In April 2013, I filed a FOIA request for data on fare evasion arrests in 2012. My request was bounced from the MTA to the NYPD, rejected, and then approved on appeal. For $17.50, I received 70 printed pages of tables. I was told that there was no way I would be able to get this data as a digital file. Which, okay.
Since then I've been filing requests every three months to get basically "quarterly reports" of fare evasion arrests. They return it in bascially a differently formatted PDF each time. Because they can.
I'm working on making this data machine-readable and available for people to use, and it would be cool if other people helped.
##Files
2013
and 2014
should be self-explanatory.
Original scanned PDFs (thanks to Dave Riordan for scanning and OCR-ing the 2013 data) are in the pdf
folder. 2013 PDFs are separated by aggregation type, 2014 just has single files.
Data-fied versions are currently going into the csv
folder. I used Tabula to csv-ify the fare-age.pdf
file and the fare-gender.pdf
file.
##Data Structure
There are 3 categories of data I requested: arrests by age, by gender, and by race. The data were given in aggregate. This is kind of annoying since it offers only flat analyses: we know how many 19-24-year-olds were arrested, and how many Hispanic people were arrested, and how many females were arrested, but not how many of those 19-24-year-olds were Hispanic or female. It's nowhere near as rich as Stop, Question, and Frisk (SQF) data.

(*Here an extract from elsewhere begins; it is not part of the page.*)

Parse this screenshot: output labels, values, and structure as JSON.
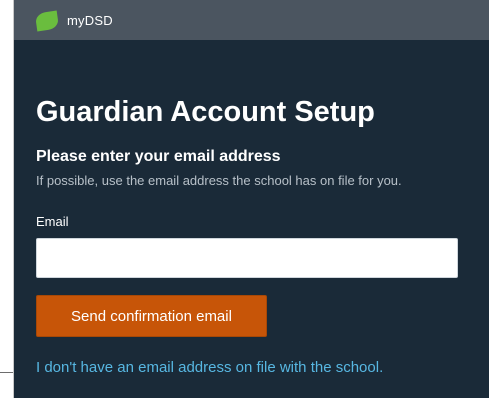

###2013 In each dataset, the arrests are organized by what appears to be station entrance rather than stations in total. Most of these are listed as cross-streets, with "&&" instead of "&". For example, there's a MANHATTAN AVENUE && NASSAU AVENUE-BROOKLYN entry and a NASSAU AVENUE && MANHATTAN AVENUE-BROOKLYN for the Nassau G stop.

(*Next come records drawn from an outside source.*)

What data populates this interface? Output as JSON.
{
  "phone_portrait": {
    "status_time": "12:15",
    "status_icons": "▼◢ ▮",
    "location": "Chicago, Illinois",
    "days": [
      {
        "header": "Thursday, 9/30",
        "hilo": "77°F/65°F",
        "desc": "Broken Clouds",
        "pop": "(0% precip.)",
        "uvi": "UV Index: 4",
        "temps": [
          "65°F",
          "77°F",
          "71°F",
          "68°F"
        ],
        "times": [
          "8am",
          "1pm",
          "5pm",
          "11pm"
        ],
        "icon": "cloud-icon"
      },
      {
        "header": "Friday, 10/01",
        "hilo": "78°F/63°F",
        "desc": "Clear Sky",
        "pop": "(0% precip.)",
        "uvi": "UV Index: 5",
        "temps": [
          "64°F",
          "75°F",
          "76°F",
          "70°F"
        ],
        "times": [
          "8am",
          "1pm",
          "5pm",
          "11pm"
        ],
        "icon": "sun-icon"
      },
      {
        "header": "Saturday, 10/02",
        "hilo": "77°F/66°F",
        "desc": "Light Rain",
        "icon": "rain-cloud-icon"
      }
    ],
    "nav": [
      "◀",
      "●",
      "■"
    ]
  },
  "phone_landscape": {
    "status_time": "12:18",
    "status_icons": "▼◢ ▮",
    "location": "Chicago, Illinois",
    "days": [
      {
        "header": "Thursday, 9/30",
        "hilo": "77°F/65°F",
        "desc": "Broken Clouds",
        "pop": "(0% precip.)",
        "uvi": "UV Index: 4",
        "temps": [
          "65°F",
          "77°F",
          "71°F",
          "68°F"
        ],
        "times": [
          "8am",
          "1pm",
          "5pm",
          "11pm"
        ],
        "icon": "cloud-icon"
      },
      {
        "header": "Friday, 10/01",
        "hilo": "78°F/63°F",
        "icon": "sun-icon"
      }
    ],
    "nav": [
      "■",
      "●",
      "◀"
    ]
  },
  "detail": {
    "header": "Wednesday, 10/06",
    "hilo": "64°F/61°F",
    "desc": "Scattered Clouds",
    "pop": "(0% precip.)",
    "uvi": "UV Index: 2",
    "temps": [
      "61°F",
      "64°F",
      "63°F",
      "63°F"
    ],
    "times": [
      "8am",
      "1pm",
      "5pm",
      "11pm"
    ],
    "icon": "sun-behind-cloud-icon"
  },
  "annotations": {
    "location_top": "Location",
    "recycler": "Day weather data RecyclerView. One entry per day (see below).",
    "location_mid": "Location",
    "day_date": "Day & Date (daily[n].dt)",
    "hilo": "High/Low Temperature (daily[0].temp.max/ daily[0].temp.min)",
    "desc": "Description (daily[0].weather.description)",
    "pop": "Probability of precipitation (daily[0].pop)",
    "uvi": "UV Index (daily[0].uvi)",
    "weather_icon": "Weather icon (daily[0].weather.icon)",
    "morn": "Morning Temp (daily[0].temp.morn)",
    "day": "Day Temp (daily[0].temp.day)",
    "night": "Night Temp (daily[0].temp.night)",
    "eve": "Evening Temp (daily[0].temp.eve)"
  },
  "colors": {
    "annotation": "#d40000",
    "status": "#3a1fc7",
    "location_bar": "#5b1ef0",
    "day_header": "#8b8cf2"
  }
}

I am not sure if the naming convention can helpfully indicate which station entrance it refers to (especially since Nassau has, according to the city's dataset of station entrances, six entrances, two of which are actually at Manhattan Avenue & (or &&) Norman Avenue).
Right now I'm thinking it makes the most sense to geocode all the rows of data, then aggregate those rows based on either proximity to each other (faster code-y solution) or based on just verifying stations that are part of the same system (solution that is more time consuming but accounts for stations that have really spread-out entrances, like the Union Square station which has 12 entrances across 3 city blocks (and 7 entries in the FOIA data)). Totally welcome other ideas.